Siempre he querido escribir un diario, pero con un afán voyeurista. A pesar de ser reservada creo que cuando hay un incendio es bueno echarle un gran chorro de agua, por eso escribo esto como letras arrojadas al viento desde una urna transparente.

viernes, 20 de mayo de 2016

Antes me resistía a cambiar. Todo cambio, pequeño o grande, era para mi un dilema. Creo que he ido superando eso. Ahora no he dejado de tenerle miedo al cambio, pero puedo manejarlo mejor. He dejado de hacer un drama si me cambian de hora para una salida (repito no ha dejado de molestarme, pero al menos ya no estalla la segunda guerra mundial).
Me he tranquilizado. Me he vuelto un poco más paciente. Creo que por fin he construido (en algunas cosas) esa escala de negros y grises que tanto nos costó a mi sicólogo y a mí. Ojalá la hubiera tenido desde los 20 años. Ojalá la hubiera tenido desde siempre y no la hubiera tenido que construir en sesiones semanales por un año. Me hubiera evitado tantos dolores. Hubiera podido salir de tantos problemas. Hubiera vivido más tranquila. Pero ahora la tengo, eso es lo que importa. Ahora puedo molestarme menos y mejor (yo me entiendo).

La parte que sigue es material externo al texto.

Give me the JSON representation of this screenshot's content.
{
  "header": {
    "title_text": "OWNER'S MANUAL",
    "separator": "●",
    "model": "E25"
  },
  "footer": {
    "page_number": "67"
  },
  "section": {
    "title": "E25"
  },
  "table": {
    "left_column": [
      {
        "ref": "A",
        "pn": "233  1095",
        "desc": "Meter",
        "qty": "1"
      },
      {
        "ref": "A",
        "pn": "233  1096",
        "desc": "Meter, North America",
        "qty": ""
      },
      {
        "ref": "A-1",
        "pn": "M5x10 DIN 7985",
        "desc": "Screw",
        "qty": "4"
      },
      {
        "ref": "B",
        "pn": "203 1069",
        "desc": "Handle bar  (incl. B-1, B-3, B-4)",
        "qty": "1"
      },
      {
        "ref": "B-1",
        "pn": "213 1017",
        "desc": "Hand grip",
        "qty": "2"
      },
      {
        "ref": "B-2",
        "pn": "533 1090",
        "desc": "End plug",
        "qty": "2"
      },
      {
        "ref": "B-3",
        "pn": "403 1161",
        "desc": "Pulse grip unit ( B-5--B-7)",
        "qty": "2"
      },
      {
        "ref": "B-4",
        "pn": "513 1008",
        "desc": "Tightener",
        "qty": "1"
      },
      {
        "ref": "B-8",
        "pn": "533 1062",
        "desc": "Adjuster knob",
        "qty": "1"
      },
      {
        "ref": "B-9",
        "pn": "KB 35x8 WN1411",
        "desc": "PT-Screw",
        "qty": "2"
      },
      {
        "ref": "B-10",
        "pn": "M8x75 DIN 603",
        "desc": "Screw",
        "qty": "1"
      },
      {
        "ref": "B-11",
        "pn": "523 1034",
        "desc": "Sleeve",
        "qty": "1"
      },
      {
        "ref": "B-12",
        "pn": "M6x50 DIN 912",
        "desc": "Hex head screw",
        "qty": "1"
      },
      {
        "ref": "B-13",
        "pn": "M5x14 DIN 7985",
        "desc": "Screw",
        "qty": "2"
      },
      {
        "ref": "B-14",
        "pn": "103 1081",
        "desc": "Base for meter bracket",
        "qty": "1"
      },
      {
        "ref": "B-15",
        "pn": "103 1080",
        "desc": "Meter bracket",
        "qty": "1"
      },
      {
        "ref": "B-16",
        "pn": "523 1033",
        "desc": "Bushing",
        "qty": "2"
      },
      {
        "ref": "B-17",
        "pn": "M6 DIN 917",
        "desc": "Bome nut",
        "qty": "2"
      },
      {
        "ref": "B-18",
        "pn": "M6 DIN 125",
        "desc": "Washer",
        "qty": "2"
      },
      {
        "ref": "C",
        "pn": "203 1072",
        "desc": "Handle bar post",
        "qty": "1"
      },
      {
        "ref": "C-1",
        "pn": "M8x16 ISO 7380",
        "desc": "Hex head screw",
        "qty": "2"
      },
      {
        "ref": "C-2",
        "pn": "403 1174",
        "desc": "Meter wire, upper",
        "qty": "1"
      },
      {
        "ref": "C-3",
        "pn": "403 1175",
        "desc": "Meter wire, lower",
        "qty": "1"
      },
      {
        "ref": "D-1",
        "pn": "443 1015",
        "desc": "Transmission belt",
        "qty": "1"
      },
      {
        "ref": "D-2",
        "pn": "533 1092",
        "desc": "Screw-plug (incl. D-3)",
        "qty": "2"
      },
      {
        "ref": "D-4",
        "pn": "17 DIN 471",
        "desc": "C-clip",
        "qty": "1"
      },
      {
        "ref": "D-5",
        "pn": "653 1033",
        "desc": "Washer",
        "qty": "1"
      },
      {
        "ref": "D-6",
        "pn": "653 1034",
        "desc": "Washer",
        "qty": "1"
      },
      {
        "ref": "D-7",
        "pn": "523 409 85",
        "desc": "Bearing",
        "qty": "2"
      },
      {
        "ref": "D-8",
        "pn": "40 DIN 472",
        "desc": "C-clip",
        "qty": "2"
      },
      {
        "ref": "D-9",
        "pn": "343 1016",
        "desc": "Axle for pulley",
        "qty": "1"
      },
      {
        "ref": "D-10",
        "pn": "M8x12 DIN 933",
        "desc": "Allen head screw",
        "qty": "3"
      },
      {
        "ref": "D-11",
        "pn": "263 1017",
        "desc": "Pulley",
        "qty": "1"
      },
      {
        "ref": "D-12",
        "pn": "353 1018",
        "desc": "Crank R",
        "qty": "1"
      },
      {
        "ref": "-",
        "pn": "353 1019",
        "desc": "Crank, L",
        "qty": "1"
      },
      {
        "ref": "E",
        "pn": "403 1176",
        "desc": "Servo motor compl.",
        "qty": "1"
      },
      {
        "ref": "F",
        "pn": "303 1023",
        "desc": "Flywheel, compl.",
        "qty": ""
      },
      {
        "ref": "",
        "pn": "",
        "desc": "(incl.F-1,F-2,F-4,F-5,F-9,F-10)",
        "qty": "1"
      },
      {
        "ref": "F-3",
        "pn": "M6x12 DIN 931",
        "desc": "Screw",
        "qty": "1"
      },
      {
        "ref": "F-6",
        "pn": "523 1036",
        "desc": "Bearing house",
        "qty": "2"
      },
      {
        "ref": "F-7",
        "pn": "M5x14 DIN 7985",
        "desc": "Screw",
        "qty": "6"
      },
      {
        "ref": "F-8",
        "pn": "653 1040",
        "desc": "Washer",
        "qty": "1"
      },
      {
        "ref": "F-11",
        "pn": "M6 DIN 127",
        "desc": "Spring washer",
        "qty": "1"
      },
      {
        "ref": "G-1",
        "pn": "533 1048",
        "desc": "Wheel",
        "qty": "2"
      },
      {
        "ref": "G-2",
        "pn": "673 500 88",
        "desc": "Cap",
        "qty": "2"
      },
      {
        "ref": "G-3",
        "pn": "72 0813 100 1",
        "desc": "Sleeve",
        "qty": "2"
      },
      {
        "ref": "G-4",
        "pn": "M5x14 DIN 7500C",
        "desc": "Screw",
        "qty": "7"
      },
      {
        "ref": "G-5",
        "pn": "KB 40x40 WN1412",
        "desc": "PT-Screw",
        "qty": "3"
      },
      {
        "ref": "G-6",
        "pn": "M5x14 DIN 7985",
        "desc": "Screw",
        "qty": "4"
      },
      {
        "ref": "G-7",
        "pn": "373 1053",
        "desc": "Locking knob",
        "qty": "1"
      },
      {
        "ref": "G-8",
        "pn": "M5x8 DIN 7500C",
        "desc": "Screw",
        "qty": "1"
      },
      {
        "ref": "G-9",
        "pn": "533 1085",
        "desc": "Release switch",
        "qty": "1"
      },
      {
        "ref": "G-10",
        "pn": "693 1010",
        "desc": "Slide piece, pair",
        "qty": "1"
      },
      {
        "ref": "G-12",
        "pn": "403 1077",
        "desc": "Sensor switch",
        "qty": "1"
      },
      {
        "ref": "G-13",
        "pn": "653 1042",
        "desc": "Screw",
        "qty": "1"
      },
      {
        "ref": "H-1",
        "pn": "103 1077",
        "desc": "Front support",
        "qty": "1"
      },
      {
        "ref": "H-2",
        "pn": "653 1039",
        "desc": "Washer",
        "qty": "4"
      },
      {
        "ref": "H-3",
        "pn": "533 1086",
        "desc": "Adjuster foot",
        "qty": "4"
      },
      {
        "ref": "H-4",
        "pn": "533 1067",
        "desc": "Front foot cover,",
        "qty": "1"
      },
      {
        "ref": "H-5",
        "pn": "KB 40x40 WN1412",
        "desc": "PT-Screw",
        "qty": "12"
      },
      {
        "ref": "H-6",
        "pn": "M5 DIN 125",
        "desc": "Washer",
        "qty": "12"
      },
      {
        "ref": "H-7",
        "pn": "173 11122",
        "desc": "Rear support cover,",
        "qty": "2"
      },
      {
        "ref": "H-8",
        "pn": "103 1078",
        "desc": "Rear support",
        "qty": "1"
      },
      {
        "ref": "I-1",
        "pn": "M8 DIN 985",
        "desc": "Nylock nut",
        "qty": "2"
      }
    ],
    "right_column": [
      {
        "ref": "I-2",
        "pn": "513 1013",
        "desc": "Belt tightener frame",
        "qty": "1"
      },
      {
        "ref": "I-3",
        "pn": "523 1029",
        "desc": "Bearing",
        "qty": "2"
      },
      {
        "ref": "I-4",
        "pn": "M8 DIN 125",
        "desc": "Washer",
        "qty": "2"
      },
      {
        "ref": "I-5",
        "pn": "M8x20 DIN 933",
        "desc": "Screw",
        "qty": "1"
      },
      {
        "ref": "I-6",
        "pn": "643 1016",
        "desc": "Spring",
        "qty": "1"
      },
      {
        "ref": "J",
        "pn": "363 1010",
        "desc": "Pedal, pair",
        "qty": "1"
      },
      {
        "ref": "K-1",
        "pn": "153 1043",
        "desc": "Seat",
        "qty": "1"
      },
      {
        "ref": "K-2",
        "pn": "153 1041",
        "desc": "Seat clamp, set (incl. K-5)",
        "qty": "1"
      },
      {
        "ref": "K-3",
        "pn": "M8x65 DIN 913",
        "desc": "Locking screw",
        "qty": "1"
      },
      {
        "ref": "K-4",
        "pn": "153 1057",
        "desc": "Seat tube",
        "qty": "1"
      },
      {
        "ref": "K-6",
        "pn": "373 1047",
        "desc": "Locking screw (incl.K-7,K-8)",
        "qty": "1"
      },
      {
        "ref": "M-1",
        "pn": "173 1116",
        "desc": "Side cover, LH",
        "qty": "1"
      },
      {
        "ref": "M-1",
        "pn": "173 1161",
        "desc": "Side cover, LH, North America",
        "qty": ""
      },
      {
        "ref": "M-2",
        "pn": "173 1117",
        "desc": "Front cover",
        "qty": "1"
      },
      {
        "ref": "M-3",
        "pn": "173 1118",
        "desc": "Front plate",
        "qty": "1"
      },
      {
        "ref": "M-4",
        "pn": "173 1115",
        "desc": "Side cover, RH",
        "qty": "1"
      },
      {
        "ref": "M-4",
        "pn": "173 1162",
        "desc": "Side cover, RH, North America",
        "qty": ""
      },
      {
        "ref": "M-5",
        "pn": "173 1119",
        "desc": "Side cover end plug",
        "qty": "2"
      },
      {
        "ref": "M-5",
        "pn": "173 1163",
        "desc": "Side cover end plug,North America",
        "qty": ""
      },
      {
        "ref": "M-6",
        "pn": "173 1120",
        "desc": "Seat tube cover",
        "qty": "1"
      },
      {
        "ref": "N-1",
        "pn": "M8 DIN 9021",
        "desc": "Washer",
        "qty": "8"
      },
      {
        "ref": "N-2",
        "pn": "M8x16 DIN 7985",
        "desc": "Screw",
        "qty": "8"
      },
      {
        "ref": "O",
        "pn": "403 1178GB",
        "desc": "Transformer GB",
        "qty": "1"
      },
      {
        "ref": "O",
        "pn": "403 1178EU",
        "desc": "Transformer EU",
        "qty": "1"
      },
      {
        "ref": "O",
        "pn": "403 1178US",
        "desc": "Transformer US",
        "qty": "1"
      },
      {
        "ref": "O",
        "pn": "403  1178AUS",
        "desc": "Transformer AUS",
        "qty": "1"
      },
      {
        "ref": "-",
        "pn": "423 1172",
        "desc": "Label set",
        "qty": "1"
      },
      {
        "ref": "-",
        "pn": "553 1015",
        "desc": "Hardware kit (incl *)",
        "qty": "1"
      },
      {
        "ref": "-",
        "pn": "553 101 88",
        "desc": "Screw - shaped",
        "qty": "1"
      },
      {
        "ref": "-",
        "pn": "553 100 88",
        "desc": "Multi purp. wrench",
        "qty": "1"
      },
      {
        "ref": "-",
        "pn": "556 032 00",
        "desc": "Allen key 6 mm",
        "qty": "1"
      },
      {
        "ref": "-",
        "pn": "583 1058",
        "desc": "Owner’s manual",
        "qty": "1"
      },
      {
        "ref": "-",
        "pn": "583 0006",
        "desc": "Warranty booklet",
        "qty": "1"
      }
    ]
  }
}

Me ha costado mucho reconocer que en la vida muchas cosas son una elección. Hace varios años decidí ser feliz: con todo y contra lo que opusiera, y desde entonces lo soy. Hace varios años decidí dejar pasar las cosas: aprender a olvidar, y también, a no hacerme tanto rollo con las cosas. La gente te hiere, te caga, te jode, a veces sin querer, si lo permites, eres tú el que está mal. Si todo te afecta, eres tú el que está mal o lo aprendes a manejar o te loqueas. (Yo ya no me loqueo). Hace varios decidí ser menos stalker, menos malpensada, menos celosa, meno impulsiva, sin dejar de ser yo y creo que he andado por un buen camino. Así como siento que hay aspectos en los que soy totalmente negada, creo que he avanzado bastante en otras cosas. Me siento bien y he tenido que hacer muchas cosas para eso, he tenido que esforzarme. Creo que puedo sentirme un poquito orgullosa. Creo que puedo celebrarme y cantarme a mí misma un poco. Ahora mi reto es construirme un voz o manejar mi propia voz. No quiero quedarme dentro con cosas que siento que necesito decir, pero a veces es tan difícil aprender cómo decir la cosas. Nuevos años, nuevos retos, siempre mejor que hayan nuevos retos, porque eso significa que ya has ido superando los antiguos.